A novel machine learning-based spatialized population synthesis framework

Abstract

Synthetic populations are increasingly required in transportation demand modelling practice to feed the large-scale agent-based microsimulation platforms gaining in popularity. The quality of the synthetic population, i.e., its representativeness of the sociodemographic and the spatial distribution of the real population, is a determinant factor of the reliability of the microsimulation it feeds. While many research works focused on improving the sociodemographic accuracy of synthetic populations, the quality of their spatial distribution remained less covered. This paper suggests a new explicitly spatialized population synthesis framework.
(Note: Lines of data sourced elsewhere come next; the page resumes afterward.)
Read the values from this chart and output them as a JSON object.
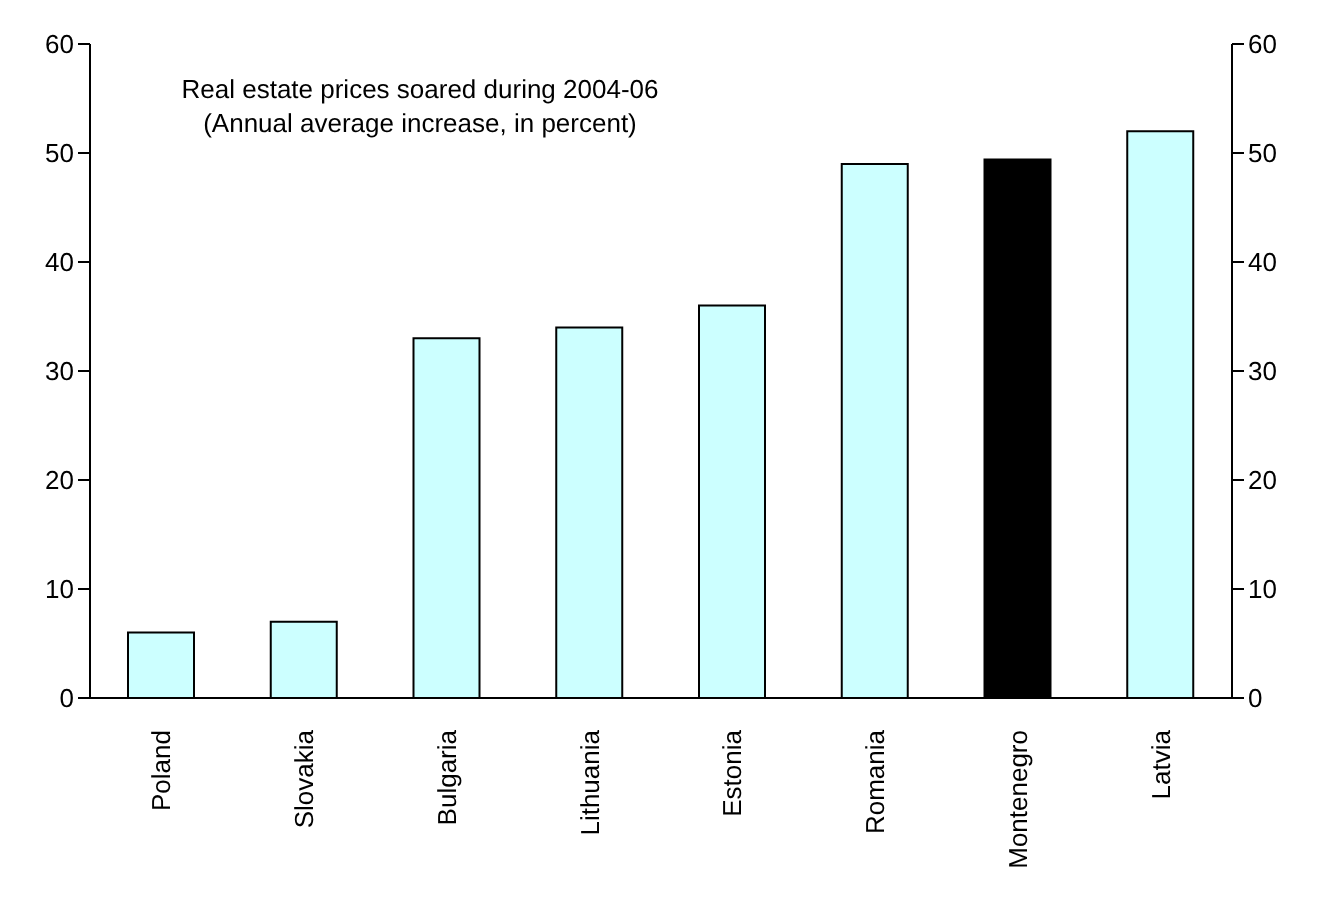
{
  "chart_data": {
    "type": "bar",
    "title": "Real estate prices soared during 2004-06",
    "subtitle": "(Annual average increase, in percent)",
    "categories": [
      "Poland",
      "Slovakia",
      "Bulgaria",
      "Lithuania",
      "Estonia",
      "Romania",
      "Montenegro",
      "Latvia"
    ],
    "values": [
      6,
      7,
      33,
      34,
      36,
      49,
      49.4,
      52
    ],
    "colors": [
      "#ccffff",
      "#ccffff",
      "#ccffff",
      "#ccffff",
      "#ccffff",
      "#ccffff",
      "#000000",
      "#ccffff"
    ],
    "ylim": [
      0,
      60
    ],
    "yticks": [
      0,
      10,
      20,
      30,
      40,
      50,
      60
    ],
    "y2lim": [
      0,
      60
    ],
    "y2ticks": [
      0,
      10,
      20,
      30,
      40,
      50,
      60
    ],
    "grid": false
  }
}
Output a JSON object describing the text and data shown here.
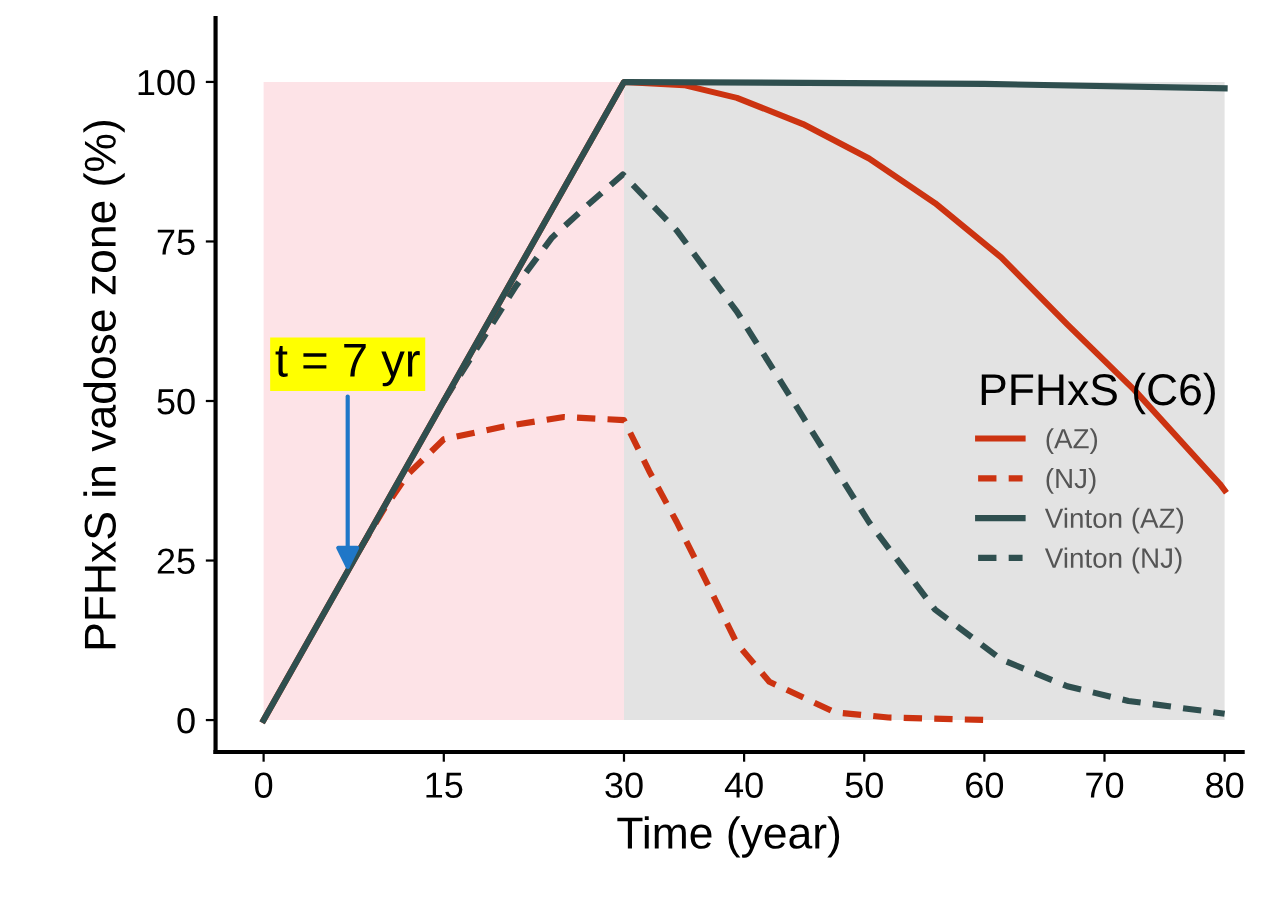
{
  "chart_data": {
    "type": "line",
    "xlabel": "Time (year)",
    "ylabel": "PFHxS in vadose zone (%)",
    "legend_title": "PFHxS (C6)",
    "xlim": [
      -4,
      81.5
    ],
    "ylim": [
      -5,
      110
    ],
    "xticks": [
      0,
      15,
      30,
      40,
      50,
      60,
      70,
      80
    ],
    "yticks": [
      0,
      25,
      50,
      75,
      100
    ],
    "bands": [
      {
        "axis": "x",
        "from": 0,
        "to": 30,
        "color": "#fde3e7"
      },
      {
        "axis": "x",
        "from": 30,
        "to": 80,
        "color": "#e3e3e3"
      }
    ],
    "annotations": [
      {
        "text": "t = 7 yr",
        "x": 7,
        "y": 23.3
      }
    ],
    "legend": "right",
    "grid": false,
    "marker": "none",
    "series": [
      {
        "name": "(AZ)",
        "color": "#cc3311",
        "line_style": "solid",
        "x": [
          0,
          30,
          35,
          39.4,
          44.9,
          50.4,
          55.9,
          61.4,
          66.9,
          72.5,
          79.6,
          80
        ],
        "values": [
          0,
          100,
          99.5,
          97.5,
          93.4,
          88,
          81,
          72.5,
          62,
          51.7,
          37,
          36
        ]
      },
      {
        "name": "(NJ)",
        "color": "#cc3311",
        "line_style": "dashed",
        "x": [
          8,
          10,
          12,
          15,
          20,
          25,
          30,
          32.1,
          34.4,
          37.2,
          39.4,
          42.1,
          47.6,
          52,
          60.5
        ],
        "values": [
          26.7,
          33,
          38.5,
          44,
          46,
          47.5,
          47,
          39,
          31,
          20.4,
          12,
          6,
          1.2,
          0.4,
          0
        ]
      },
      {
        "name": "Vinton (AZ)",
        "color": "#2f4f4f",
        "line_style": "solid",
        "x": [
          0,
          30,
          60,
          80
        ],
        "values": [
          0,
          100,
          99.7,
          99
        ]
      },
      {
        "name": "Vinton (NJ)",
        "color": "#2f4f4f",
        "line_style": "dashed",
        "x": [
          15,
          18,
          21,
          24,
          27.1,
          29.9,
          34.4,
          39.4,
          44.9,
          50.4,
          55.9,
          61.4,
          66.9,
          72,
          80
        ],
        "values": [
          50,
          59,
          68,
          75.6,
          80.9,
          85.5,
          76.7,
          64,
          47.5,
          31,
          17.3,
          9.5,
          5.3,
          3,
          1
        ]
      }
    ]
  }
}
It leverages the performant Clustering Large Applications (CLARA) and Random Forest algorithms as well as rich spatial information collected as part of surveys to make accurate predictions of synthetic households’ locations at the building scale directly. In addition to preserving optimal sociodemographic accuracy and achieving realistic explicit spatialization, the new framework shows acceptable transferability thanks to CLARA’s efficiency. An explicitly spatialized synthetic population for Montreal Island is generated using the proposed clustering + classification framework. The four components of the proposed framework have generated satisfactory results with the zonal synthetic population established showing a 2.85% average relative error, the building clustering selected having a 0.48 average silhouette width, the classification model achieving a 0.79 macro-average F1 score, and 78.9% of the synthetic households being assigned to their preferred building cluster.